The USS Virginia, first of a new class of attack submarines, is to be commissioned this June (2004). Other planned ships in the class are the Texas, Hawaii, and North Carolina (two of which have a Civil War story behind them). It’s a little odd that these subs will be named after states when the Ohio-class Trident submarines already hold that distinction, but the Navy in recent years has unfortunately departed from its longstanding custom of naming all ships in a class after the same subject (i.e., states, battles, cities, noted admirals, etc.) Since there is to be a USS Virginia, commemorating the most famous Confederate ironclad, I thought it only appropriate that one of the ships in the class (30 are planned) be named the USS Monitor. I’ve written some letters, but must admit that I haven’t made much headway in persuading either Congress or the Navy to honor the “cheesebox on a raft” which so famously fought the CSS Virginia to a draw at Hampton Roads, Va. on March 9, 1862. The last USS Monitor was a transport ship that served in the Pacific during and just after World War II.
The Whidbey Island-class cargo dock landing ship USS Harpers Ferry, commissioned in 1995, honors the Virginia town (now in West Virginia) where John Brown’s abortive October 1859 anti-slavery raid set the stage for the Civil War.

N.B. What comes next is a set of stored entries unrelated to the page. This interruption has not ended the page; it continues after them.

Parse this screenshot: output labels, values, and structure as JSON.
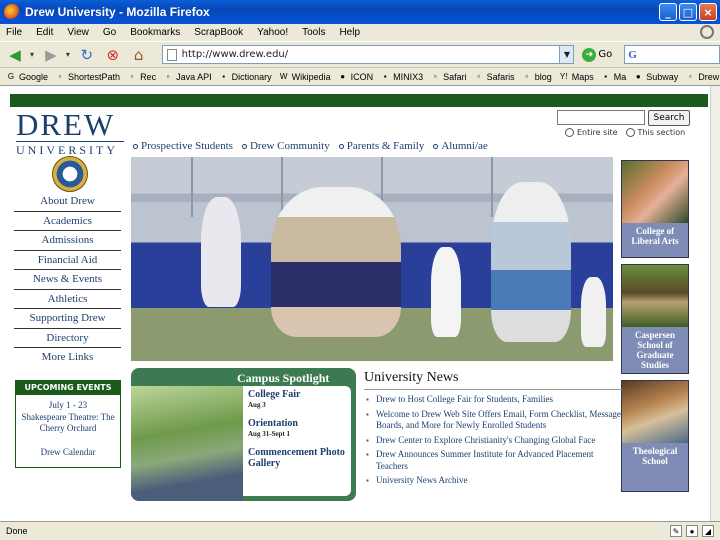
{
  "window": {
    "title": "Drew University - Mozilla Firefox",
    "buttons": [
      "_",
      "□",
      "×"
    ]
  },
  "menu": [
    "File",
    "Edit",
    "View",
    "Go",
    "Bookmarks",
    "ScrapBook",
    "Yahoo!",
    "Tools",
    "Help"
  ],
  "toolbar": {
    "url": "http://www.drew.edu/",
    "go_label": "Go",
    "search_engine": "G"
  },
  "bookmarks": [
    "Google",
    "ShortestPath",
    "Rec",
    "Java API",
    "Dictionary",
    "Wikipedia",
    "ICON",
    "MINIX3",
    "Safari",
    "Safaris",
    "blog",
    "Maps",
    "Ma",
    "Subway",
    "Drew"
  ],
  "site": {
    "logo": {
      "name": "DREW",
      "sub": "UNIVERSITY"
    },
    "search": {
      "button": "Search",
      "options": [
        "Entire site",
        "This section"
      ]
    },
    "audience": [
      "Prospective Students",
      "Drew Community",
      "Parents & Family",
      "Alumni/ae"
    ],
    "nav": [
      "About Drew",
      "Academics",
      "Admissions",
      "Financial Aid",
      "News & Events",
      "Athletics",
      "Supporting Drew",
      "Directory",
      "More Links"
    ],
    "schools": [
      {
        "label": "College of Liberal Arts"
      },
      {
        "label": "Caspersen School of Graduate Studies"
      },
      {
        "label": "Theological School"
      }
    ],
    "events": {
      "header": "UPCOMING EVENTS",
      "date": "July 1 - 23",
      "desc": "Shakespeare Theatre: The Cherry Orchard",
      "calendar": "Drew Calendar"
    },
    "spotlight": {
      "title": "Campus Spotlight",
      "items": [
        {
          "title": "College Fair",
          "date": "Aug 3"
        },
        {
          "title": "Orientation",
          "date": "Aug 31-Sept 1"
        },
        {
          "title": "Commencement Photo Gallery",
          "date": ""
        }
      ]
    },
    "news": {
      "title": "University News",
      "items": [
        "Drew to Host College Fair for Students, Families",
        "Welcome to Drew Web Site Offers Email, Form Checklist, Message Boards, and More for Newly Enrolled Students",
        "Drew Center to Explore Christianity's Changing Global Face",
        "Drew Announces Summer Institute for Advanced Placement Teachers",
        "University News Archive"
      ]
    }
  },
  "status": {
    "text": "Done"
  }
}
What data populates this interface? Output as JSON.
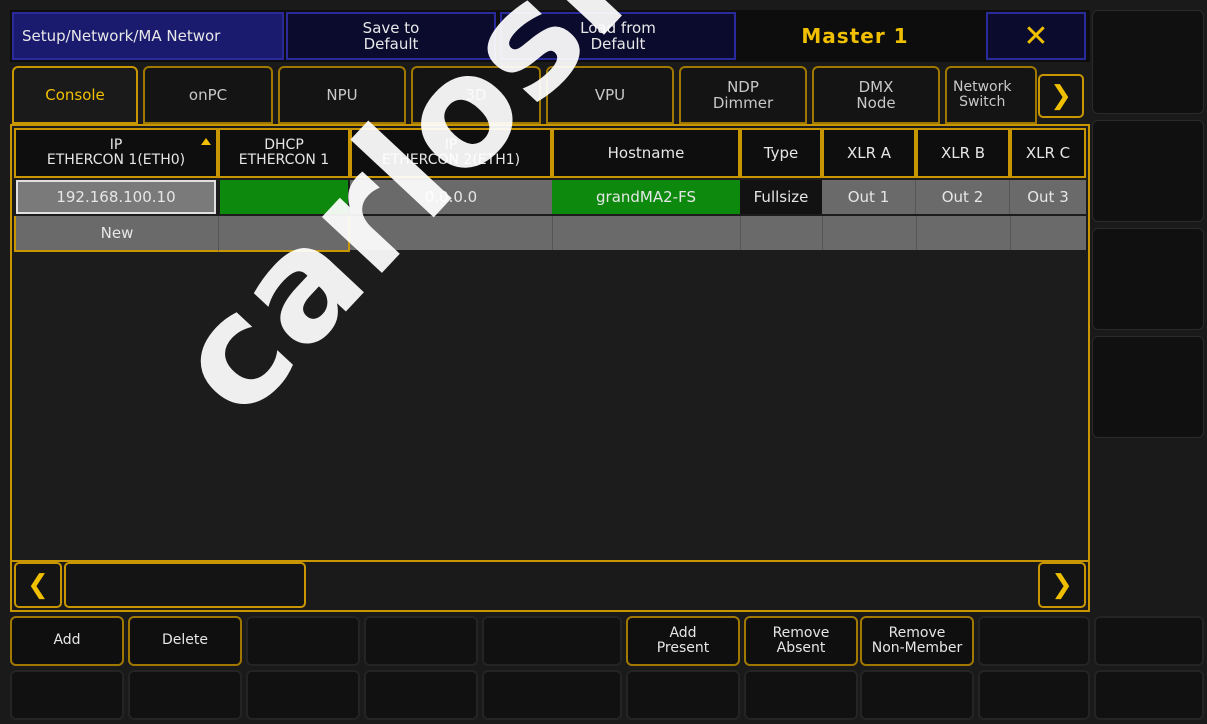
{
  "title_bar": {
    "title": "Setup/Network/MA Networ",
    "save_default": "Save to\nDefault",
    "load_default": "Load from\nDefault",
    "master": "Master 1",
    "close_icon": "close-icon"
  },
  "tabs": [
    "Console",
    "onPC",
    "NPU",
    "3D",
    "VPU",
    "NDP\nDimmer",
    "DMX\nNode",
    "Network\nSwitch"
  ],
  "table": {
    "headers": [
      "IP\nETHERCON 1(ETH0)",
      "DHCP\nETHERCON 1",
      "IP\nETHERCON 2(ETH1)",
      "Hostname",
      "Type",
      "XLR A",
      "XLR B",
      "XLR C"
    ],
    "rows": [
      [
        "192.168.100.10",
        "",
        "0.0.0.0",
        "grandMA2-FS",
        "Fullsize",
        "Out 1",
        "Out 2",
        "Out 3"
      ]
    ],
    "new_label": "New"
  },
  "bottom": {
    "add": "Add",
    "delete": "Delete",
    "add_present": "Add\nPresent",
    "remove_absent": "Remove\nAbsent",
    "remove_non_member": "Remove\nNon-Member"
  },
  "watermark": "carlosmendoza",
  "colors": {
    "accent": "#f0c000",
    "green": "#0d8a0d",
    "blue": "#1a1a6e"
  }
}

The names of two amphibious transport dock ships recall important Civil War sites. The Austin-class USS Nashville honors both the Tennessee state capital and the December 15-16, 1864 battle which shattered Confederate Gen. John Bell Hood’s Army of Tennessee. The San Antonio-class USS New Orleans’s name serves three purposes: recalling the great Crescent City of Louisiana, Andrew Jackson’s great 1815 victory over the British, and Admiral Farragut’s 1862 capture of the Confederacy’s largest city.
President Lincoln fully recognized the Navy’s vital role in securing a Union victory during the Civil War. He sent a letter to political supporters in Illinois in August 1863, noting the recent victorious efforts of the Federal armies at Gettysburg and Vicksburg. But he went on to write, “Nor must Uncle Sam’s web-feet be forgotten. At all the watery margins [the Navy’s men and ships] have been present. Not only on the deep sea, the broad bay, and the rapid river, but also up the narrow muddy bayou, and wherever the ground was a little damp, they have been, and made their tracks. Thanks to all.”
As a nation, we remain grateful still.